Not all the graphs are so rich in their counterpoint. This one (admittedly with fewer comparisons) is much more synchronous. There's a "wobble" in the middle where things are shifted in different directions, while at the end, the comments on the documents, the type of documents, and the type of topics all vary at once. If there was a common concept that had been found here, one would expect to see that the entropy of the comments would really be lower. But the graph and the diagram provide a frame for asking questions about it.
This one is more rich. It has a definite structure of entropies shifting up and down, and at the end there is a kind of unity which is produced. Looking at the student comments, it was quite apparent that there were a number of concepts which had an impact.

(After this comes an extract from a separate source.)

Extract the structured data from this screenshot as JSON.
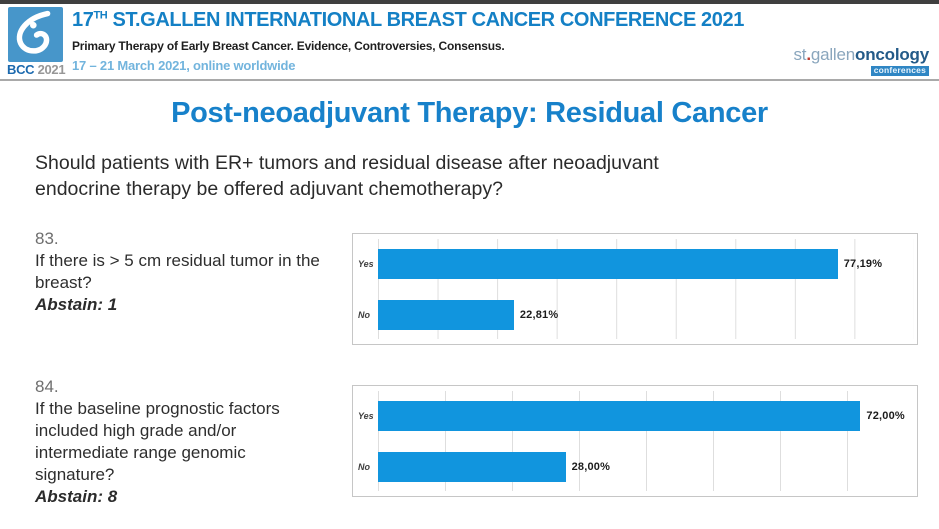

It doesn't always work as a technique, but there does appear to be a correlation between the shape of these graphs and the ways in which the students developed their ideas in their writing which merits further study.

More interestingly, this one (below) produced a richly contrapuntal picture, but when I looked at the data, it was collected over a very short period of time, meaning that this was the result of a one-off concentrated effort, rather that a longitudinal process. But that is interesting too, because there is a fractal structure to this stuff. A small sample can be observed to display a pattern which can then be contextualised within a larger context where that pattern might be repeated (for example, with a different set of concepts), or it might be shown to be an isolated island within a larger pattern which is in fact quite different.
Either way, the potential is there to use these graphs as a way of getting students to reflect on their own activities. I'm not sure I would go so far as to say "your graph should look like this", but awareness of the correlations between intellectual engagement and patterns of entropy is an interesting way of engaging learners in thinking about their own learning processes. Actually, it also might be possible to produce a 3d landscape from these diagrams, and from that a "google map" of personal learning: now that is interesting, isn't it?